Contractor loan schemes – they’re just too good to be true
Contractor loan schemes are dodgy. They are classed as tax avoidance. Should you get involved with one, then you are likely to find yourself firmly in the HMRC spotlight, and face hefty fines.
“Retain as much as 90% of your income”, the loan providers said. If you’re the cynical type, then alarms would have started ringing, and the world-weary words of your elders – “nothing is free in this world” – would have come flooding back.
Unfortunately, many who like to see the good in people got stung. Up to 100,000 unexpected HRMC tax bills have landed on the doormats of contractors across the UK who signed up for contractor loan schemes. 40% of contractors who got involved have faced bankruptcy as a result.
What is a contractor loan scheme?
- Providers advertise contractor loans schemes (sometimes disguised remuneration schemes) as a way in which contractors will pay less tax, and in turn, increase their take-home pay. The scheme pays contractors a small amount of their salary as a PAYE income, and the rest is paid in the form of a loan, which is claimed not be subject to tax or National Insurance contributions.
- This payment (or ‘loan’) will not be directly paid by the company you’re providing work for but diverted through a chain of companies, trusts or partnerships.
- Tax and National Insurance savings allegedly arise because it’s categorised as a loan, and not part of the contractor’s income. In reality, the loan isn’t paid back, so it’s no different to normal income, and it is taxable.
How to spot a loan scheme
- If you’re any type of professional who works as a contractor, you could be offered a loans scheme and told that you could keep up to 90% of your income.
- The provider may be claiming to be HMRC approved, which is false. HMRC will never pass a contractor provider loan.
- You may be told that you don’t have to declare the scheme, which is also false.
- The schemes are often registered off-shore.
What could happen if you use a contractor loan scheme?
- Even if you unknowingly enter a contractor loan scheme, the fines can be severe. You may have to pay the disputed tax up front, plus Inheritance Tax.
- Your mortgage and other loans are likely to be the subject of an HMRC investigation. If the income on your tax return is lower than the income on your mortgage application, HMRC may charge you penalties and interest, as well as the additional tax you should have paid.
- Your reputation could be damaged. A recruitment agency that allowed contractors to be paid through a contractor loan scheme received national newspaper coverage – for all the wrong reasons.
What should you do if you already have a contractor loan scheme?
Contractor loans schemes must be declared to HM Revenue and Customs (HMRC).

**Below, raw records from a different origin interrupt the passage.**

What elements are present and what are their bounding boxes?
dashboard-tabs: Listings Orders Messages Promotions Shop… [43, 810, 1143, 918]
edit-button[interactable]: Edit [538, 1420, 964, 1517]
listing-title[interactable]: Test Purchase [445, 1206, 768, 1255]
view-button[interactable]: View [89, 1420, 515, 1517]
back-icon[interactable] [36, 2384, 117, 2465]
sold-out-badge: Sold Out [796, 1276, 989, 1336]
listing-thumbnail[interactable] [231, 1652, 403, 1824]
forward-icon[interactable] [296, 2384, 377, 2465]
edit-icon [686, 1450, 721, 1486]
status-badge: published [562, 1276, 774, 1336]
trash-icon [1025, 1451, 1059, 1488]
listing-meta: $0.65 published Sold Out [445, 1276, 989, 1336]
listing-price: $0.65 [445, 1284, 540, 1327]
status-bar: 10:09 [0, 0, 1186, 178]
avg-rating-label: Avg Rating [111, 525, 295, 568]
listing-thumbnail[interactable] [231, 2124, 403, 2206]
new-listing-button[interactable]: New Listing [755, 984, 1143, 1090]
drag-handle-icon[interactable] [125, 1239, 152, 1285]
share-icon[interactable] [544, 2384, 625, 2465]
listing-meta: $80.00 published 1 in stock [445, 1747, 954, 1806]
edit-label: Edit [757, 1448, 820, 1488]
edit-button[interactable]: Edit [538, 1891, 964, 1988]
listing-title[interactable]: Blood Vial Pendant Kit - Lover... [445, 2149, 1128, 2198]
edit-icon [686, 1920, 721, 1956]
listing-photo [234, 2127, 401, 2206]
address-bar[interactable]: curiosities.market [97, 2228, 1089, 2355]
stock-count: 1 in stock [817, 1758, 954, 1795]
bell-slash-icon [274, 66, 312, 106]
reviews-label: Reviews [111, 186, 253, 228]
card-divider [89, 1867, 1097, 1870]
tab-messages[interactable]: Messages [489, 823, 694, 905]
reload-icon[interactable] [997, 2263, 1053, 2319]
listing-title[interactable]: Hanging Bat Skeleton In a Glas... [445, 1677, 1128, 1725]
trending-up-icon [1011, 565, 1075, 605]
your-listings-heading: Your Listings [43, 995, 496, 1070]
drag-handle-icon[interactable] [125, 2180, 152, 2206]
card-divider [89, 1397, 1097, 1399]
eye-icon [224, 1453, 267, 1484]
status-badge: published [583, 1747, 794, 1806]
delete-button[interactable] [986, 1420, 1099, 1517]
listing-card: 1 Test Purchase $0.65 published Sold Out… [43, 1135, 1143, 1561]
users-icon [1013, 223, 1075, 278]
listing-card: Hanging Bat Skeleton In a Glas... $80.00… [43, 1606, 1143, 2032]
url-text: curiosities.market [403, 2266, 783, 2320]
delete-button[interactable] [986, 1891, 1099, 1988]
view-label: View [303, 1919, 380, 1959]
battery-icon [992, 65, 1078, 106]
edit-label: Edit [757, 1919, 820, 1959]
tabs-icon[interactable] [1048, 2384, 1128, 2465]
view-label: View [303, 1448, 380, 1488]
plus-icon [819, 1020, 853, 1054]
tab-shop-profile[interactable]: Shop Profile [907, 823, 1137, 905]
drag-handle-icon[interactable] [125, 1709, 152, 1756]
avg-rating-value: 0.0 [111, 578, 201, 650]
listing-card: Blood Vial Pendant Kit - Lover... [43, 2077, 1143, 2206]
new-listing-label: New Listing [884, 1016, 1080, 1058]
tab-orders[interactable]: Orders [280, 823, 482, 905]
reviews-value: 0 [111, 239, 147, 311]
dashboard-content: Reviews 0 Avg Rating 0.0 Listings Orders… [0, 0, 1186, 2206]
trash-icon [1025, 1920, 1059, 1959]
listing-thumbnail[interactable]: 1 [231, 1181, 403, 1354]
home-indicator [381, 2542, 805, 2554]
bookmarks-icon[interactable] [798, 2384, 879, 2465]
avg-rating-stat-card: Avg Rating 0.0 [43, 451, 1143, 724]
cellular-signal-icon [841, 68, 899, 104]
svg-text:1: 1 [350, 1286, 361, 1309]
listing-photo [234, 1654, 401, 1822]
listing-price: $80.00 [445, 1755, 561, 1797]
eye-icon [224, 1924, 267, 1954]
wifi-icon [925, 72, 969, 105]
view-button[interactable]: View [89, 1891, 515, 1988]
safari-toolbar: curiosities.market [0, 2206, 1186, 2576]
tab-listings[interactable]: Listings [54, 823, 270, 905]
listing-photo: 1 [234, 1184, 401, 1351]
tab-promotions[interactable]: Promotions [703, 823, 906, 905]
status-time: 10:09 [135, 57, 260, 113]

HMRC strongly advises to withdraw from the scheme and settle your tax payments. You’ll avoid the costs of investigation and litigation, and minimise interest and penalty charges on the tax which wasn’t paid.
If you think you might be in a contractor loans scheme and want to settle your affairs, contact HMRC’s contractor loans helpline.
Telephone: 03000 534 226
It’s essential that you act first, rather than waiting for HMRC to contact you or hoping that your contractor loan scheme will go unnoticed.